A larger-than-life character, Ganly was one of the leading lights in Irish estate agency and among the property business’s most recognised personalities. While best known for selling country estates and farms, in his almost 50-year career he was also a noted auction block salesman with a distinctive patter that never failed to entertain.
Considered one of the last great mavericks of the business, Ganly will also be remembered as a supremely talented raconteur. While always dapperly dressed, he was equally at home showing a suburban Dublin luxury home as a farm in rural Ireland.
He attended St Columba’s College in Rathfarnham, obtained his auctioneering qualification from the Rathmines College and started his career in 1973, working cattle marts under the guidance of his father Robert senior, ‘Bobby’ Ganly, in a family line of auctioneers that goes back to 1847. His firm Ganly Walters built significant niches in the Irish property market over two decades, in country estates and luxury homes. Ganly managed to grow a recognised brand when larger networks were pushing out middle to small sized operators.

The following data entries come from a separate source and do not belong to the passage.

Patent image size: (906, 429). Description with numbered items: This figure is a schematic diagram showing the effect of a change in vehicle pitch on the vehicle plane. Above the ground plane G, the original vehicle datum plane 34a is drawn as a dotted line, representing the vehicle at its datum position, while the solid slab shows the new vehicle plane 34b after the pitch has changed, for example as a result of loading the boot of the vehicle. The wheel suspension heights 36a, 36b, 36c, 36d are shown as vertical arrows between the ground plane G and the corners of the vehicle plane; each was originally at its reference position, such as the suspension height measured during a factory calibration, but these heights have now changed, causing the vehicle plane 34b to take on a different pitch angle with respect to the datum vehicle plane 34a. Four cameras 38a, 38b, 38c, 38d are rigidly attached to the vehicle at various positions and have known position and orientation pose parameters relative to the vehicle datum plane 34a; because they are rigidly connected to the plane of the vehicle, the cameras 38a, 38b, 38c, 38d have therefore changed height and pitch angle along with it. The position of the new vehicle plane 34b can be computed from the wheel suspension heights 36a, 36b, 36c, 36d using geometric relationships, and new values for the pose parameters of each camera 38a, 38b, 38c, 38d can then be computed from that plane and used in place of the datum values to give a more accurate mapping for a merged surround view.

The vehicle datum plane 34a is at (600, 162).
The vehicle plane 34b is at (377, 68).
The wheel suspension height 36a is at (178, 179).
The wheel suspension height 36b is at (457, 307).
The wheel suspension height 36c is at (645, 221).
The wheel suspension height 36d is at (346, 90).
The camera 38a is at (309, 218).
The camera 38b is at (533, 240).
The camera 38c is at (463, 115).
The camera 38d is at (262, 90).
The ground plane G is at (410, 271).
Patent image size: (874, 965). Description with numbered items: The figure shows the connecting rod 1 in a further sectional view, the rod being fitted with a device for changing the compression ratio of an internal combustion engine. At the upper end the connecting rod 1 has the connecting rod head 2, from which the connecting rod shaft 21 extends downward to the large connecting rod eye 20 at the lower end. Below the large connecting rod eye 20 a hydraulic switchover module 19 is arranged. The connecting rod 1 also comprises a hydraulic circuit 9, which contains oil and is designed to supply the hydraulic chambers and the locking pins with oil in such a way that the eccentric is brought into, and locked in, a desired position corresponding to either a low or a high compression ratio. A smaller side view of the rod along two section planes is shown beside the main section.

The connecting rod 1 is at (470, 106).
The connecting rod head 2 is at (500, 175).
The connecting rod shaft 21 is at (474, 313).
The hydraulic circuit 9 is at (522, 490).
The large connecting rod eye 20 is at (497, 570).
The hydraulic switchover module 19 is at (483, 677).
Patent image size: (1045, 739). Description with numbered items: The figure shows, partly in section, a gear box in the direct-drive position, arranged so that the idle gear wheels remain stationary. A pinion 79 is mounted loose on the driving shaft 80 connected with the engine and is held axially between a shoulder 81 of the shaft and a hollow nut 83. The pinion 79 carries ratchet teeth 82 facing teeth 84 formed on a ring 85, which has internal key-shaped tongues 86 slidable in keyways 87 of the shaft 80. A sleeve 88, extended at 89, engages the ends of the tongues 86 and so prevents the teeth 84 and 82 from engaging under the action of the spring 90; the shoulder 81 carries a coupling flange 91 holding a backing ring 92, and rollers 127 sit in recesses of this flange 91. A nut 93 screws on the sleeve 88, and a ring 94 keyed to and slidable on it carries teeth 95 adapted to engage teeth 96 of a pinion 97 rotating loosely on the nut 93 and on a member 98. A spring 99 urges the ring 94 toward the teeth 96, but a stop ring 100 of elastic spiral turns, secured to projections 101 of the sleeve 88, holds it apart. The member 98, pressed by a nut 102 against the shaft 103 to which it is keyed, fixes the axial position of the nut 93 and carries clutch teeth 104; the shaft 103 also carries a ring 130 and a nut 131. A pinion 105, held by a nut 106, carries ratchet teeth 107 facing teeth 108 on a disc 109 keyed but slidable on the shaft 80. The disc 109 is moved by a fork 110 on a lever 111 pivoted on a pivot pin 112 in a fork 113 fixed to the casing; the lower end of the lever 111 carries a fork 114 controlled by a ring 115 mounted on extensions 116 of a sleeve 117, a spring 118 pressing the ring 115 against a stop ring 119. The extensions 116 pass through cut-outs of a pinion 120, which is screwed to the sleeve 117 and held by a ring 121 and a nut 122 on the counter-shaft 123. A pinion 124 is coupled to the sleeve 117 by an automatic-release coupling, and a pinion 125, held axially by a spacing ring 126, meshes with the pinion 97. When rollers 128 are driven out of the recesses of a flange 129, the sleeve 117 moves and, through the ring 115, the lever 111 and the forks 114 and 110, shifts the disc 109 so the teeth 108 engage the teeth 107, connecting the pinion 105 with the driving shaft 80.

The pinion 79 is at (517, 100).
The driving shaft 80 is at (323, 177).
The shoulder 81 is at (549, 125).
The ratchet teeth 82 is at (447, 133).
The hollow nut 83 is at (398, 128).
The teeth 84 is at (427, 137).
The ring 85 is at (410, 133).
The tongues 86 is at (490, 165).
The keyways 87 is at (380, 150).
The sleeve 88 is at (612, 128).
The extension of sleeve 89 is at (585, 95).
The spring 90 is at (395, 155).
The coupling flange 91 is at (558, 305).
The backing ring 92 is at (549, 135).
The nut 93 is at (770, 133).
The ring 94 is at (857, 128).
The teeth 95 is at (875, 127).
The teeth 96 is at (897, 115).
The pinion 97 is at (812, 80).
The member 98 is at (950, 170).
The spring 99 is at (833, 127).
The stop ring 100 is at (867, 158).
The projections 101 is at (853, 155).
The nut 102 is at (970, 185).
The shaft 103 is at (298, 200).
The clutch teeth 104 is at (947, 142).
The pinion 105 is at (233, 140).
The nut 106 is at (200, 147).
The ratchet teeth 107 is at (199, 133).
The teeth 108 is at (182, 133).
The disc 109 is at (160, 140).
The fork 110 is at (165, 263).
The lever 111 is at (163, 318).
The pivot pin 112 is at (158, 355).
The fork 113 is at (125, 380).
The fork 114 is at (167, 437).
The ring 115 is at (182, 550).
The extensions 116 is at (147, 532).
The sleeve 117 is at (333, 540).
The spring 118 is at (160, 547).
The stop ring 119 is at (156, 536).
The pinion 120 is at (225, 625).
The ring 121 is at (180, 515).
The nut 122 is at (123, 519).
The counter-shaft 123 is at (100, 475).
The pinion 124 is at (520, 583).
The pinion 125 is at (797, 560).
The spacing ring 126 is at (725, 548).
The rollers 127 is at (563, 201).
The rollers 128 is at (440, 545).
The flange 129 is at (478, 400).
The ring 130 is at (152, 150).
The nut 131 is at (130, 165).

He famously sold his own firm on the eve of the Irish property crash to the British-owned Knight Frank for a sum reported at the time to be just shy of €10m. Through the leaner years here, he was employed by the international network which made good use of his Irish contacts.
On the cusp of the recovery, he bought his old firm back for a much-reduced amount, said to have been “hundreds of thousands”.
With investment from a new business partner, Karen Erwin (formerly of Goodbodys), the new Ganly Walters scaled up rapidly with a strong involvement in commercial property, country homes, luxury homes and a foray into ‘monster’ auctions.
A new brand, GW2, was launched to help the firm move into the middle and lower end of the market.
Big sales included Tulira Castle, Galway, for €5.8m; and Ganly’s versatility was highlighted by two record sales in 2017 when he sold Dane’s Hollow, the Howth mansion owned by Moya Doherty and John McColgan for €8m, and Westport House and its rural estate in Co Mayo for €5.5m.
When the business partnership broke up, Ganly surprised everyone by joining Sherry FitzGerald Country Homes in 2018 where he settled in seamlessly. A former colleague from Ganly Walters said at the time: “They’d much rather have Robert Ganly on board than work against him.”
He also worked to improve standards Irish estate agency business in Ireland through his efforts with the Irish Auctioneers & Valuers Institute (IAVI) of which he became president.
He was involved in the international estate agency body FIABCI and was one of the first Irish estate agents to build a serious foreign contacts book. Aside from Knight Frank, he worked with big international names such as Strutt & Parker and King Sturge. And he still found time for sport like vintage car rallying, fly fishing and shooting.
“Robert and his wife Sandra were a team in everything they did and he adored her. Robert was brim full of ideas and enthusiasm and loved making a deal,” long-time colleague Roseanne De Vere Hunt of Sherry FitzGerald said.
“When all around him just couldn’t see a way through, Robert could always find a way. He had an unusual gift for leaving both the vendor and the buyer happy. All of us who worked with him over the years learned so, so much from him. He’s going to be missed so much.”
Sherry FitzGerald said: “After many successful years running his own practice, Ganly Walters, Robert joined our Country Homes team, bringing with him his vast knowledge and impeccable credentials, which you could say were instrumental in our winning some of the highest profile sales. Held in high esteem, he will be missed greatly the Country Homes team and all his colleagues at Sherry FitzGerald.
“Our thoughts and prayers are with his wife Sandra, children Rachel, Hannah and Jonathan.”